Il senso del “punire” nella moderna visione securitaria. La parola “sicurezza” ha ultimato la parabola di rovesciamento di significato. Fino a qualche decennio fa evocava la “sicurezza sociale”, ossia quelle politiche pubbliche di welfare che dal dopoguerra in poi si sono sviluppate in Europa. Politiche di approccio “universalista”, che hanno promosso diritti sociali per tutti e sostegno ai più deboli per ridurre le disuguaglianze. Politiche di coesione sociale, in una parola. Oggi, “sicurezza” evoca politiche penali per difendere la main stream society da individui e gruppi sociali, percepiti come “socialmente pericolosi”. Politiche di intolleranza sociale, in una parola.
Si dirà (qualcuno l’ha ripetuto anche a Cagliari) che la solidarietà non c’entra, che si tratta di “rispetto della legalità”. Non è vero, anzi faccio notare che gli atti più simbolici delle campagne sicuritarie lanciate da alcuni sindaci sono contro le leggi vigenti. Così è per l’ordinanza del Comune di Firenze con misure a carattere penale contro i lavavetri, bocciata (per ben due volte) dalla Procura della Repubblica. Perché si vorrebbe equiparare a reati le cosiddette “condotte disordinate”, i disorderly behaviours (dei drogati e degli accattoni, delle prostitute e degli “illegali”). Gente che – si lamenta qualcuno – offende il nostro “decoro”. Dimmi come parli e ti dirò chi sei.

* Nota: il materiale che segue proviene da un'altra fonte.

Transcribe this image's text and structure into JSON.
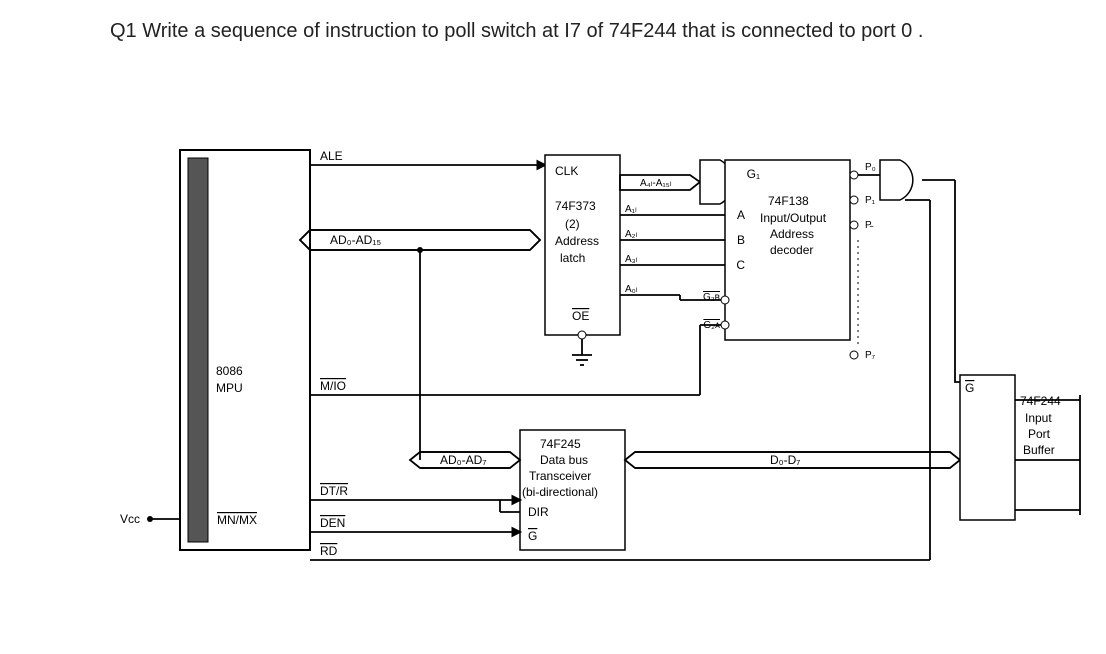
{
  "question": "Q1 Write a sequence of instruction to poll switch at  I7 of 74F244 that is connected to port 0 .",
  "mpu": {
    "line1": "8086",
    "line2": "MPU"
  },
  "mpu_signals": {
    "ale": "ALE",
    "ad_bus_hi": "AD₀-AD₁₅",
    "mio": "M/IO",
    "dtr": "DT/R",
    "den": "DEN",
    "rd": "RD",
    "mnmx": "MN/MX",
    "vcc": "Vcc"
  },
  "latch": {
    "clk": "CLK",
    "name": "74F373",
    "qty": "(2)",
    "desc1": "Address",
    "desc2": "latch",
    "oe": "OE",
    "a_hi": "A₄ₗ-A₁₅ₗ",
    "a1": "A₁ₗ",
    "a2": "A₂ₗ",
    "a3": "A₃ₗ",
    "a0": "A₀ₗ"
  },
  "decoder": {
    "name": "74F138",
    "desc1": "Input/Output",
    "desc2": "Address",
    "desc3": "decoder",
    "g1": "G₁",
    "a": "A",
    "b": "B",
    "c": "C",
    "g2b": "G₂ʙ",
    "g2a": "G₂ᴀ",
    "p0": "P₀",
    "p1": "P₁",
    "px": "P̵",
    "p7": "P₇"
  },
  "transceiver": {
    "ad_lo": "AD₀-AD₇",
    "name": "74F245",
    "desc1": "Data bus",
    "desc2": "Transceiver",
    "desc3": "(bi-directional)",
    "dir": "DIR",
    "g": "G",
    "d_bus": "D₀-D₇"
  },
  "buffer": {
    "g": "G",
    "name": "74F244",
    "desc1": "Input",
    "desc2": "Port",
    "desc3": "Buffer"
  }
}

Il “rispetto della legalità” è invocato anche da un’ampia schiera di paladini della morale pubblica: quelli che l’altro ieri hanno tuonato contro l’indulto («nessun sconto a chi ha commesso un reato»); quelli che ieri «fuori gli ex terroristi dagli incarichi pubblici»; quelli che oggi «via i condannati dal Parlamento». Magari in nome della giustizia «contro i potenti». È bene non farsi ingannare: ciò che accomuna questi proclami è l’idea di pena, che non ha più di vista il reinserimento del condannato, anzi lo aborre. La pena non si estingue, diventa marchio, stigma morale per sancire l’allontanamento perpetuo del condannato dal consesso civile. La lettera scarlatta, insomma. Ancora un movimento di espulsione sociale e un’idea di “legalità” assolutamente al di fuori del dettato costituzionale.
Cura e custodia. Dopo l’abolizione dei manicomi, l’unica istituzione di cura e custodia che rimane è l’Ospedale Psichiatrico Giudiziario. Ma la cultura manicomiale persiste: ne sono tristi esempi alcune residenze per anziani che applicano la contenzione (certi medici arrivano a prescriverla sul ricettario del Servizio sanitario nazionale, si è detto); così come le “alternative terapeutiche” per detenuti tossicodipendenti da “scontare” agli arresti in comunità (così il dettato della legge Fini Giovanardi). Quanto all’Opg, l’augurio è che si inizi dalle buone pratiche (per spianare la strada – si spera – ad una buona legge): le regioni riportino sul territorio gli internati giudicati non più pericolosi; i servizi si impegnino a fornire valide cure in carcere ai condannati con problemi di salute mentale. La Sardegna lo sta facendo e gli internati negli Opg si sono ridotti di oltre un terzo.